Não era bem isso que queria

Voltando os olhos alguns anos atrás, daquele ano distante de um mil novecentos e cinquenta e cinco. Cinco anos antes vi o mundo pela primeira vez na Boa Esperança de antão.

Pra essa cidade vim morar. Naquela casa que hoje não existe mais a não ser nas minhas doces recordações.

Naqueles tempos idos não sabia o que queria. Desejava somente crescer, ver meus pais felizes ao meu lado. Como percebo naquela velha fotografia em preto e branco. Eu nos ombros do meu pai e minha querida mãezinha do seu lado. Todos orgulhosos de mostrar seu primeiro rebendo ao mundo que nos rodeia. Demonstrando um carinho imenso a mim mesmo. Menino lourinho e de cabelos cacheados. Sorridente e não carente de mostrar a todos como eu era feliz e ingênuo. Por desconhecer a realidade dura e cruel que nos dias de hoje assola essa nosso mundo. Cada vez mais difícil de viver e conviver.

Mal sabia eu o que o futuro me reservaria. Queria simplesmente brincar brincadeirinhas distintas dos meus netinhos que hoje não vivem sem os tablets e a internet. Os meus folguedos eram outros. Brincava de jogar bolinhas de gude. De jogar tapão colecionando figurinhas de jogadores de futebol. De brincar de médico com as menininhas de antão. Sem a malicia que hoje corrói as mentes obscuras da juventude de agora.

Não sabia sequer imaginar o que seria de mim num futuro distante. Minha intenção era apenas estudar. Aprender lições das mestras muitas daquela escola onde aprendi as primeiras letras. Aprendi a gostar do português. Não tanto da matemática ou outras matérias como física e outras que lidassem com números.

Naqueles verdes anos ainda não sabia qual caminho seguir. Não me imaginava poeta ou escritor. O gosto pela literatura veio bem depois. O da medicina na maior idade.

Aos vinte e oito anos me casei. Mal sabendo como seria ter filhos. Essa incumbência difícil de levar adiante. Ver filhos criados e emancipados. Sem dependerem da gente.  Vivendo felizes ao nosso lado. Era bem isso que gostaria de ver. Como foi ao lado de meus pais. Naquela casa daquela rua do meu passado.

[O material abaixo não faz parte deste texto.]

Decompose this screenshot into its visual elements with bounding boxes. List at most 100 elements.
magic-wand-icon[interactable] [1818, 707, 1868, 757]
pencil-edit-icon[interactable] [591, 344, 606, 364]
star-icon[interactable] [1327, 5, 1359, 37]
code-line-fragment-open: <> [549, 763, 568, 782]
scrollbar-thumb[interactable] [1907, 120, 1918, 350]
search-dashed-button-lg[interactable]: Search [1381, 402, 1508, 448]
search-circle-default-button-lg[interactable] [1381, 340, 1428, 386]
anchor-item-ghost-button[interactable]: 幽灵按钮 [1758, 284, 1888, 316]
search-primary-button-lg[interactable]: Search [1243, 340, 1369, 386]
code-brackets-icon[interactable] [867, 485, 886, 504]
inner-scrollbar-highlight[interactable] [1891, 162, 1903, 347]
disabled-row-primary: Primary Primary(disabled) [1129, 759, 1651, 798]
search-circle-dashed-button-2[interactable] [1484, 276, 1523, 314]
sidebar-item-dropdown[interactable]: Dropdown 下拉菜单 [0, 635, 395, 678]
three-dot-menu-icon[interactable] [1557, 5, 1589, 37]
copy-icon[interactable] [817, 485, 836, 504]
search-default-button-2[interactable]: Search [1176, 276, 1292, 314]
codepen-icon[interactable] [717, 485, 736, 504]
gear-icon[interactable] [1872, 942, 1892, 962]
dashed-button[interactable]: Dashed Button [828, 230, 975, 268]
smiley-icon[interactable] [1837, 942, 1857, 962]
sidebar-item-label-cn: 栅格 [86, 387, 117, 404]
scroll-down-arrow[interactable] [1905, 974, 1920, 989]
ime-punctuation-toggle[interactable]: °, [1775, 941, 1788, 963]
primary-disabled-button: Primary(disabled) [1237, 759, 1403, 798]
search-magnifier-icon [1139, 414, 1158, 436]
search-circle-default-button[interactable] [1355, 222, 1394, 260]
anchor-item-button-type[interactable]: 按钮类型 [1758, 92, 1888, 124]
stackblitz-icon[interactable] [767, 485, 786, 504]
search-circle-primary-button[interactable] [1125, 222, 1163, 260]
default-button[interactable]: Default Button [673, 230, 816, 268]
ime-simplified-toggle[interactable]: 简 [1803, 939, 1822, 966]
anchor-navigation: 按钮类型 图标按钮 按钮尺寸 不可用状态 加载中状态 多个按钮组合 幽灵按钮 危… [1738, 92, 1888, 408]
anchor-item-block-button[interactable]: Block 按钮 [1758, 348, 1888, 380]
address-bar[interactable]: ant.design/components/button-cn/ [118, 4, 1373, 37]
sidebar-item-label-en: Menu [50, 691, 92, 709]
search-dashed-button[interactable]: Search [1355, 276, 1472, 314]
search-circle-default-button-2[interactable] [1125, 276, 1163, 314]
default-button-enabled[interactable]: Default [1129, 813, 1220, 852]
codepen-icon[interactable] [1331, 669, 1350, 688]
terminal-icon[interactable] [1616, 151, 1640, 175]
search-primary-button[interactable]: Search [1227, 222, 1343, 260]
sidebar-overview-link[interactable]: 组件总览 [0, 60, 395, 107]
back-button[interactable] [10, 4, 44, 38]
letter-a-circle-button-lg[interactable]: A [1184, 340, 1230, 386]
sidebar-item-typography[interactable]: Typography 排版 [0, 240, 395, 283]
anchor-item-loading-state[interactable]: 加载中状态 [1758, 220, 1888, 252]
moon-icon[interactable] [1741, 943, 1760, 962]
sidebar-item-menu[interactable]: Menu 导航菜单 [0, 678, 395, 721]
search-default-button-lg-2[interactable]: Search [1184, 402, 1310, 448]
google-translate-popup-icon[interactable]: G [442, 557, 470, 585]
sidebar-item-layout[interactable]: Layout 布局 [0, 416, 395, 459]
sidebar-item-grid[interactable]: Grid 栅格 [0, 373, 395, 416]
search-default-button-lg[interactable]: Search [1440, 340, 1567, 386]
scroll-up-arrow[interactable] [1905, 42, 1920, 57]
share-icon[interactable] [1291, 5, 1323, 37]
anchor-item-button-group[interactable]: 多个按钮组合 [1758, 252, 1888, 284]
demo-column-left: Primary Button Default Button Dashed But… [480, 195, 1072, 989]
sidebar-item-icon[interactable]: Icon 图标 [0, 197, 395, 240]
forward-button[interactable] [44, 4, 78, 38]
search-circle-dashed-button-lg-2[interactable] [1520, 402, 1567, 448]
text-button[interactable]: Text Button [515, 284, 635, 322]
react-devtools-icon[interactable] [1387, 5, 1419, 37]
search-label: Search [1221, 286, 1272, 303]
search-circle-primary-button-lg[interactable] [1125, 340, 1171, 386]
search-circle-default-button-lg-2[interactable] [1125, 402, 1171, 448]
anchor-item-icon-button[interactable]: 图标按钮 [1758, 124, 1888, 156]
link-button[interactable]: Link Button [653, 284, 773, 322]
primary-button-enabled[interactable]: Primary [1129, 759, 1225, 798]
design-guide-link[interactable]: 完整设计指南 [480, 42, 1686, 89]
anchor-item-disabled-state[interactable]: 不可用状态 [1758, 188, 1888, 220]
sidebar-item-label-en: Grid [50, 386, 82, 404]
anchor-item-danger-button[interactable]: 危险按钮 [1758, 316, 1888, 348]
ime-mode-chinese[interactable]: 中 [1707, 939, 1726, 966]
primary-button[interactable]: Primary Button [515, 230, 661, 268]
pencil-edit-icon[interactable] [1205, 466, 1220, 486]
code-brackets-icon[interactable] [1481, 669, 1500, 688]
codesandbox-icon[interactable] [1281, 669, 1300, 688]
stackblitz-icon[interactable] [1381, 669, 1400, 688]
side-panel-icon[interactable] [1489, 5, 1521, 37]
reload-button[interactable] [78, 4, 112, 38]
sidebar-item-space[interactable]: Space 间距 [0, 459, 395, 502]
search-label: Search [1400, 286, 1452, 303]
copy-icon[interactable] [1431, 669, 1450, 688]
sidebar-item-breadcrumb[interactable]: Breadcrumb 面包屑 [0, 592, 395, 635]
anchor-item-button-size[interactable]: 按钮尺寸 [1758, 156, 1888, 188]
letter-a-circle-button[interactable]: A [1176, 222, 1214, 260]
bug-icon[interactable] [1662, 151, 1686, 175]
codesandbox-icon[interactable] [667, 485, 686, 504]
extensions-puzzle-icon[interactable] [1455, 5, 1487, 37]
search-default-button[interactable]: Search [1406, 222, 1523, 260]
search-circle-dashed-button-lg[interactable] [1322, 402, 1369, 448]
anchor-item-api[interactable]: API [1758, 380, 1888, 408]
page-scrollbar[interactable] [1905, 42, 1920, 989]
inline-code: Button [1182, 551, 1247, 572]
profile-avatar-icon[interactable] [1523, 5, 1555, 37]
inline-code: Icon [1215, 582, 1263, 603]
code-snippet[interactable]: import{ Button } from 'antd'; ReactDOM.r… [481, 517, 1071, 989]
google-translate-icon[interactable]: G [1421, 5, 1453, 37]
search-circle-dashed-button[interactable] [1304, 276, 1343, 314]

Uma vez feito médico para aqui retornei. O trabalho nunca me intimidou. Foram cinquenta e tantos anos de dedicação a arte de curar e amenizar dores. De passar noites insones tendo de retornar ao hospital. Naqueles tempos o celular não existia. Tinha sim de dormir a espera de outro dia começar. Mal sabia eu, no começo da minha carreira de médico, que ainda me sinto como nos velhos tempos. Embora em menor escala, apto a trabalhar.

Era tudo isso que gostaria de ter feito. Seguiria, se me fosse permitido, a mesma trilha que trilhei.

Seria médico se pudesse escolher de novo. Pai extremado como foram os meus. Me casaria com a mesma mulher que hoje ainda me acompanha.  Teria os mesmos três netinhos que fazem a minha alegria e me fazem de gato e sapato como me fizeram no dia de ontem.

“Vovô? Qual a senha da internet do seu apartamento? Sem ela não posso brincar no meu tablet. Por favor, se lembre dela. Se não fica difícil brincar com você”.

Ah! Se eu soubesse não iria recusar de passar a você. Não seria isso que seu avozinho gostaria de sonegar ao meu querido netinho.  Ainda bem que ele se aquietou no seu cantinho. Antes de dormir ainda disse a ele, bem baixinho em seus ouvidos, e nem sei se ele escutou: “Theo, se pudesse voltar ao passado, ao lado dos meus pais. Não iria pedir a eles a senha da internet. Pois naqueles tempos ela ainda não existia. Pediria sim, com um beijo de reconhecimento por tudo que eles fizeram pra mim. Meus queridos e saudosos pais. Vocês dois representam tudo que gostaria de ter junto a mim até nos dias de hoje. Pena que não os tenho mais”.